I loved my dad oh-so-much, but he had moments of not-niceness. He made fun of fat people when he himself was far from svelte. He was mean to service people; he always talked down to them, and undoubtedly ate more than a few spit-laced meals during his life. Really, he was mean to anyone he thought was “beneath” him. It was embarrassing.
And stubborn? Oh my word, the guy was so stubborn. So opinionated and so stubborn. Having a conversation was sometimes impossible and sometimes very un-fun. It was a mistake to bring up politics in his presence. As soon as I realized my political views had veered far from his, I tried to avoid the topic.
But Dad had admirable qualities too. He absolutely adored his grandchildren. Extended family members told us he never shut up about how proud he was of his own kids. He took pride in his home and was usually neatly dressed. For years, he wore a shirt and tie to wash his car and dress shoes to mow the lawn—no joke; we have photo evidence. He got haircuts faithfully every four weeks. I remember visiting him in the hospital a couple years before he died and he had gone several days without shaving—I thought he looked homeless! I don’t think I’d ever seen Dad with a day’s growth of beard.

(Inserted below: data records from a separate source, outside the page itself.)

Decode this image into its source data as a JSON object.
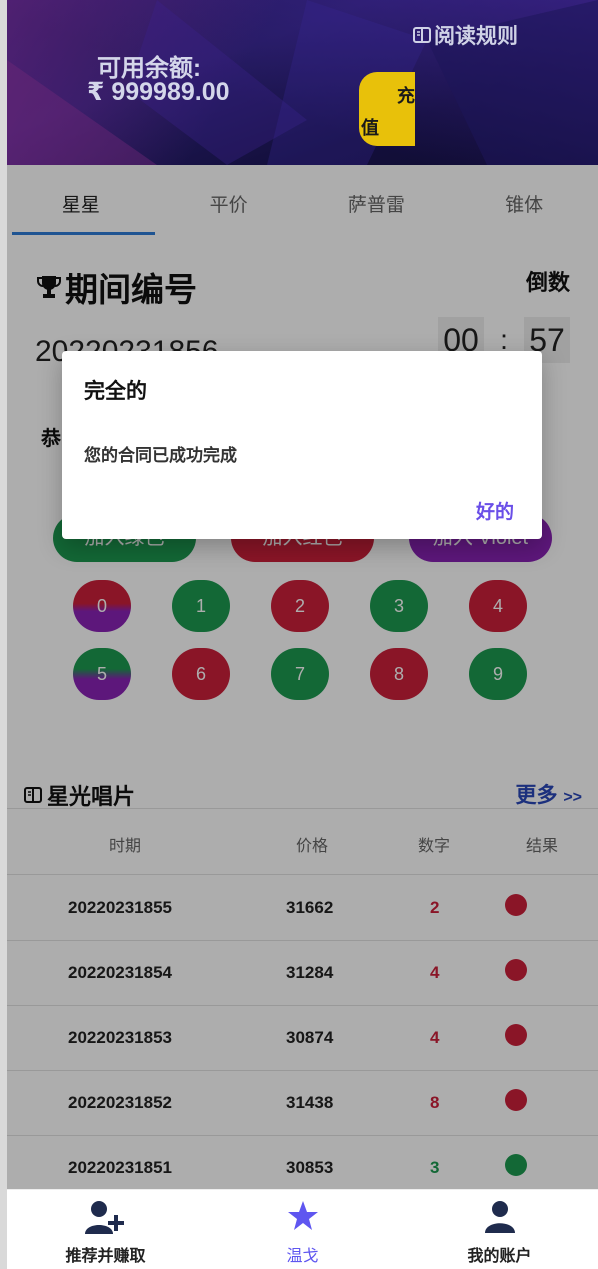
{
  "header": {
    "rules_label": "阅读规则",
    "balance_label": "可用余额:",
    "balance_value": "₹ 999989.00",
    "recharge_part1": "充",
    "recharge_part2": "值"
  },
  "tabs": [
    {
      "label": "星星",
      "active": true
    },
    {
      "label": "平价",
      "active": false
    },
    {
      "label": "萨普雷",
      "active": false
    },
    {
      "label": "锥体",
      "active": false
    }
  ],
  "game": {
    "period_label": "期间编号",
    "countdown_label": "倒数",
    "period_number": "20220231856",
    "timer": {
      "min": "00",
      "sep": ":",
      "sec": "57"
    },
    "congrats_prefix": "恭",
    "join_buttons": [
      "加入绿色",
      "加入红色",
      "加入 Violet"
    ],
    "numbers": [
      {
        "n": "0",
        "color": "red-violet"
      },
      {
        "n": "1",
        "color": "green"
      },
      {
        "n": "2",
        "color": "red"
      },
      {
        "n": "3",
        "color": "green"
      },
      {
        "n": "4",
        "color": "red"
      },
      {
        "n": "5",
        "color": "green-violet"
      },
      {
        "n": "6",
        "color": "red"
      },
      {
        "n": "7",
        "color": "green"
      },
      {
        "n": "8",
        "color": "red"
      },
      {
        "n": "9",
        "color": "green"
      }
    ]
  },
  "records": {
    "title": "星光唱片",
    "more": "更多",
    "more_arrows": ">>",
    "columns": [
      "时期",
      "价格",
      "数字",
      "结果"
    ],
    "rows": [
      {
        "period": "20220231855",
        "price": "31662",
        "number": "2",
        "result": "red"
      },
      {
        "period": "20220231854",
        "price": "31284",
        "number": "4",
        "result": "red"
      },
      {
        "period": "20220231853",
        "price": "30874",
        "number": "4",
        "result": "red"
      },
      {
        "period": "20220231852",
        "price": "31438",
        "number": "8",
        "result": "red"
      },
      {
        "period": "20220231851",
        "price": "30853",
        "number": "3",
        "result": "green"
      }
    ]
  },
  "nav": [
    {
      "label": "推荐并赚取",
      "icon": "add-user-icon",
      "active": false
    },
    {
      "label": "温戈",
      "icon": "star-icon",
      "active": true
    },
    {
      "label": "我的账户",
      "icon": "user-icon",
      "active": false
    }
  ],
  "dialog": {
    "title": "完全的",
    "message": "您的合同已成功完成",
    "ok": "好的"
  },
  "colors": {
    "green": "#1c9a50",
    "red": "#cc1f3a",
    "violet": "#8a22b5",
    "accent": "#5f56f0",
    "recharge": "#e8c10a"
  }
}
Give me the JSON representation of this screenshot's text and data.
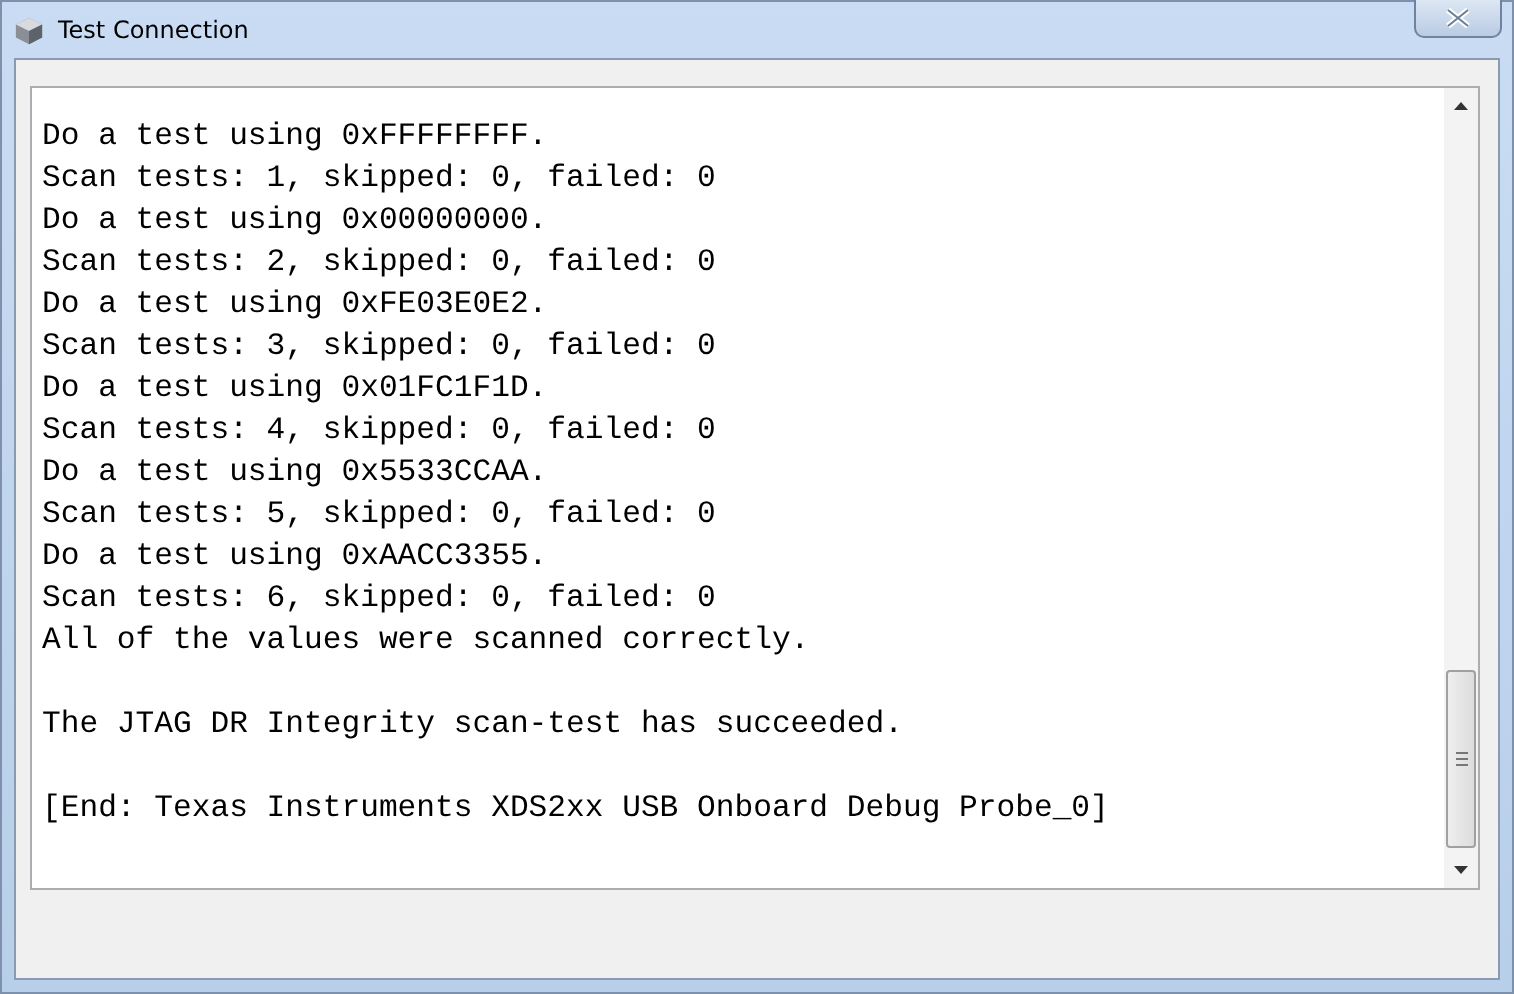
{
  "window": {
    "title": "Test Connection"
  },
  "log": {
    "blocks": [
      [
        "Do a test using 0xFFFFFFFF.",
        "Scan tests: 1, skipped: 0, failed: 0",
        "Do a test using 0x00000000.",
        "Scan tests: 2, skipped: 0, failed: 0",
        "Do a test using 0xFE03E0E2.",
        "Scan tests: 3, skipped: 0, failed: 0",
        "Do a test using 0x01FC1F1D.",
        "Scan tests: 4, skipped: 0, failed: 0",
        "Do a test using 0x5533CCAA.",
        "Scan tests: 5, skipped: 0, failed: 0",
        "Do a test using 0xAACC3355.",
        "Scan tests: 6, skipped: 0, failed: 0",
        "All of the values were scanned correctly."
      ],
      [
        "The JTAG DR Integrity scan-test has succeeded."
      ],
      [
        "[End: Texas Instruments XDS2xx USB Onboard Debug Probe_0]"
      ]
    ]
  }
}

My dad was incredibly clumsy. He didn’t have an awkward look to him—he wasn’t always tripping or running into things like a doofus—but if an accident could occur while he was doing something, it would. One day he was installing a shelf above a windowsill for the cat to sleep on, and he lost his grip and the heavy shelf fell right into his forehead. He had a gash and huge bruise for weeks. He broke his elbow twice doing I don’t remember what. He was like Michael Jackson with tape on his fingers—always, always, always. The Harrison Ford-like scar on his chin, which he told us he got in the war, was actually from when he fell on a coffee can as a kid.
Dad’s hands were callused because he worked hard his whole life, though for the last 15 years he was all white-collar. He was thorough and reliable and smart—a sales manager’s dream employee. He didn’t believe in calling in sick to work. My 9th-grade home ec teacher went on and on one day about how men are such babies when they’re sick, and I had no idea what she was talking about because Dad was never like that.
If he knew a little bit about a subject, he’d make it sound like he knew everything about it. He could B.S. like nobody else I knew. We were adults before we ever figured out how full of it Dad was. When Jack starts making up stories, we tell him how proud Grandpa Curt would be to hear his grandson becoming a bullshit artist like himself. Dad also had an amazing way of making people laugh—sometimes at him—and his sense of humor was endearing. Besides his big hugs, I think I miss his laugh the most.
Today Vic and I were on our way to lunch when I started talking about what a butthead my dad could be. I supported my statement with many examples (I didn’t even have to think very hard) and he agreed that Dad was full of contradictions. I said, “It’s a good thing I turned out nothing like him.”
Then Vic smiled.
“Tell me how Dad and I are different, Vic.”
(I didn’t say that in a demanding voice at all.)
He smiled a little bigger. “You’re a girl,” he said.
I waited. He said nothing. Not real words, anyway.
“Um…” He started to turn a little red.
“Just shut up. Just shut up right now.”
Today Dad would have been 69 years old. I am more like him than I want to admit or my husband dares say. I like to think I inherited just his good traits, but I know I got some of that rotten stuff too. Now you have more sympathy for Vic than ever, huh?